The idea for this exhibit started with Lim and Ellington’s shared interest in fashion. The pair first met at Kent State University as two doctoral students waiting outside their statistics class, and quickly became fast friends through a shared interest in fashion. They soon began co-authoring a study on how wearing hearing aids and cochlear implants affects teenagers’ self-esteem, which propelled them to begin a collection of assistive devices of historical, current and visionary design.
In the past, assistive technologies were designed to be concealed and unnoticeable due to the stigma that was attached with disabilities, but in recent decades, fashionable and visible assistive technologies have been used to stand out and challenge the stigma. The designs in this collection were created to be seen and shown off.

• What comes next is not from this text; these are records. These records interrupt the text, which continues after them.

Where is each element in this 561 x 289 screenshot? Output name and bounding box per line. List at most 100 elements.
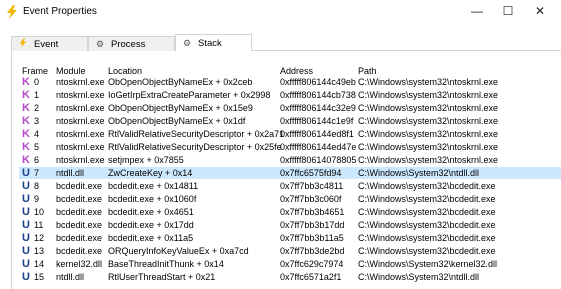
address-cell: 0xfffff806144c1e9f — [280, 116, 354, 126]
table-row[interactable]: U 15 ntdll.dll RtlUserThreadStart + 0x21 0x7… — [19, 271, 561, 283]
path-cell: C:\Windows\system32\ntoskrnl.exe — [358, 103, 499, 113]
frame-number: 6 — [34, 155, 40, 165]
tab-label: Process — [111, 39, 146, 50]
frame-number: 5 — [34, 142, 40, 152]
column-header-location[interactable]: Location — [108, 66, 142, 76]
address-cell: 0x7ffc629c7974 — [280, 259, 344, 269]
column-header-module[interactable]: Module — [56, 66, 86, 76]
address-cell: 0x7ff7bb3c060f — [280, 194, 342, 204]
address-cell: 0xfffff806144c49eb — [280, 77, 356, 87]
address-cell: 0x7ff7bb3de2bd — [280, 246, 345, 256]
location-cell: setjmpex + 0x7855 — [108, 155, 184, 165]
path-cell: C:\Windows\system32\bcdedit.exe — [358, 246, 496, 256]
location-cell: RtlValidRelativeSecurityDescriptor + 0x2… — [108, 129, 285, 139]
address-cell: 0xfffff806144c32e9 — [280, 103, 356, 113]
frame-number: 13 — [34, 246, 45, 256]
tab-process[interactable]: ⚙ Process — [88, 36, 175, 51]
path-cell: C:\Windows\system32\bcdedit.exe — [358, 207, 496, 217]
address-cell: 0x7ffc6575fd94 — [280, 168, 342, 178]
module-cell: ntoskrnl.exe — [56, 129, 105, 139]
table-row[interactable]: U 8 bcdedit.exe bcdedit.exe + 0x14811 0x7ff7… — [19, 180, 561, 192]
location-cell: BaseThreadInitThunk + 0x14 — [108, 259, 224, 269]
table-row[interactable]: K 2 ntoskrnl.exe ObOpenObjectByNameEx + 0x1… — [19, 102, 561, 114]
kernel-frame-icon: K — [22, 128, 30, 140]
address-cell: 0x7ff7bb3b11a5 — [280, 233, 344, 243]
location-cell: IoGetIrpExtraCreateParameter + 0x2998 — [108, 90, 271, 100]
path-cell: C:\Windows\system32\ntoskrnl.exe — [358, 129, 499, 139]
tab-strip: Event ⚙ Process ⚙ Stack — [11, 34, 561, 51]
table-row[interactable]: U 14 kernel32.dll BaseThreadInitThunk + 0x1… — [19, 258, 561, 270]
frame-number: 7 — [34, 168, 40, 178]
address-cell: 0x7ff7bb3b4651 — [280, 207, 345, 217]
lightning-icon — [7, 5, 17, 19]
user-frame-icon: U — [22, 232, 30, 244]
address-cell: 0x7ffc6571a2f1 — [280, 272, 342, 282]
table-row[interactable]: U 10 bcdedit.exe bcdedit.exe + 0x4651 0x7ff7… — [19, 206, 561, 218]
user-frame-icon: U — [22, 180, 30, 192]
module-cell: ntoskrnl.exe — [56, 155, 105, 165]
user-frame-icon: U — [22, 258, 30, 270]
module-cell: ntoskrnl.exe — [56, 90, 105, 100]
minimize-button[interactable]: — — [462, 0, 492, 24]
table-row[interactable]: U 7 ntdll.dll ZwCreateKey + 0x14 0x7ffc6575f… — [19, 167, 561, 179]
table-row[interactable]: K 4 ntoskrnl.exe RtlValidRelativeSecurityDe… — [19, 128, 561, 140]
table-row[interactable]: K 5 ntoskrnl.exe RtlValidRelativeSecurityDe… — [19, 141, 561, 153]
frame-number: 1 — [34, 90, 40, 100]
table-row[interactable]: K 0 ntoskrnl.exe ObOpenObjectByNameEx + 0x2… — [19, 76, 561, 88]
user-frame-icon: U — [22, 219, 30, 231]
module-cell: ntdll.dll — [56, 168, 85, 178]
address-cell: 0xfffff80614078805 — [280, 155, 357, 165]
module-cell: ntoskrnl.exe — [56, 103, 105, 113]
path-cell: C:\Windows\system32\bcdedit.exe — [358, 220, 496, 230]
module-cell: bcdedit.exe — [56, 220, 103, 230]
close-button[interactable]: ✕ — [525, 0, 555, 24]
path-cell: C:\Windows\System32\ntdll.dll — [358, 168, 480, 178]
address-cell: 0xfffff806144ed8f1 — [280, 129, 354, 139]
location-cell: RtlUserThreadStart + 0x21 — [108, 272, 216, 282]
module-cell: bcdedit.exe — [56, 246, 103, 256]
frame-number: 14 — [34, 259, 45, 269]
column-header-path[interactable]: Path — [358, 66, 377, 76]
table-row[interactable]: K 1 ntoskrnl.exe IoGetIrpExtraCreateParamet… — [19, 89, 561, 101]
path-cell: C:\Windows\system32\ntoskrnl.exe — [358, 116, 499, 126]
tab-label: Event — [34, 39, 59, 50]
table-row[interactable]: U 13 bcdedit.exe ORQueryInfoKeyValueEx + 0x… — [19, 245, 561, 257]
frame-number: 8 — [34, 181, 40, 191]
table-row[interactable]: U 12 bcdedit.exe bcdedit.exe + 0x11a5 0x7ff7… — [19, 232, 561, 244]
frame-number: 2 — [34, 103, 40, 113]
tab-stack[interactable]: ⚙ Stack — [175, 34, 252, 51]
module-cell: bcdedit.exe — [56, 207, 103, 217]
module-cell: bcdedit.exe — [56, 181, 103, 191]
table-row[interactable]: K 3 ntoskrnl.exe ObOpenObjectByNameEx + 0x1… — [19, 115, 561, 127]
kernel-frame-icon: K — [22, 115, 30, 127]
module-cell: ntoskrnl.exe — [56, 77, 105, 87]
frame-number: 11 — [34, 220, 44, 230]
location-cell: bcdedit.exe + 0x4651 — [108, 207, 194, 217]
table-row[interactable]: U 11 bcdedit.exe bcdedit.exe + 0x17dd 0x7ff7… — [19, 219, 561, 231]
path-cell: C:\Windows\system32\bcdedit.exe — [358, 233, 496, 243]
location-cell: bcdedit.exe + 0x1060f — [108, 194, 197, 204]
maximize-button[interactable]: ☐ — [493, 0, 523, 24]
user-frame-icon: U — [22, 206, 30, 218]
kernel-frame-icon: K — [22, 102, 30, 114]
path-cell: C:\Windows\System32\ntdll.dll — [358, 272, 480, 282]
window-title: Event Properties — [23, 6, 97, 17]
table-row[interactable]: U 9 bcdedit.exe bcdedit.exe + 0x1060f 0x7ff7… — [19, 193, 561, 205]
location-cell: ZwCreateKey + 0x14 — [108, 168, 193, 178]
module-cell: bcdedit.exe — [56, 194, 103, 204]
kernel-frame-icon: K — [22, 89, 30, 101]
module-cell: ntdll.dll — [56, 272, 85, 282]
path-cell: C:\Windows\system32\ntoskrnl.exe — [358, 142, 499, 152]
kernel-frame-icon: K — [22, 141, 30, 153]
table-row[interactable]: K 6 ntoskrnl.exe setjmpex + 0x7855 0xfffff80… — [19, 154, 561, 166]
location-cell: RtlValidRelativeSecurityDescriptor + 0x2… — [108, 142, 282, 152]
frame-number: 0 — [34, 77, 40, 87]
address-cell: 0xfffff806144ed47e — [280, 142, 357, 152]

Lim opened the CMU exhibit in collaboration with CMU’s College of Education and Human Services fashion design and merchandising students. The fashion students added designs to the surfaces of prosthetic legs on display in the exhibit that were donated by Springer Prosthetic and Orthotic Services for a juried competition sponsored by CMU’s Threads Fashion Show. Additionally, the exhibit includes stories of students, faculty, staff and alumni who have disabilities or have been involved in disability work. The stories were the results of interviews conducted by the students along with Lim and CMU history department faculty member Brittany Bayless Fremion and Adam Strong of Due South Productions.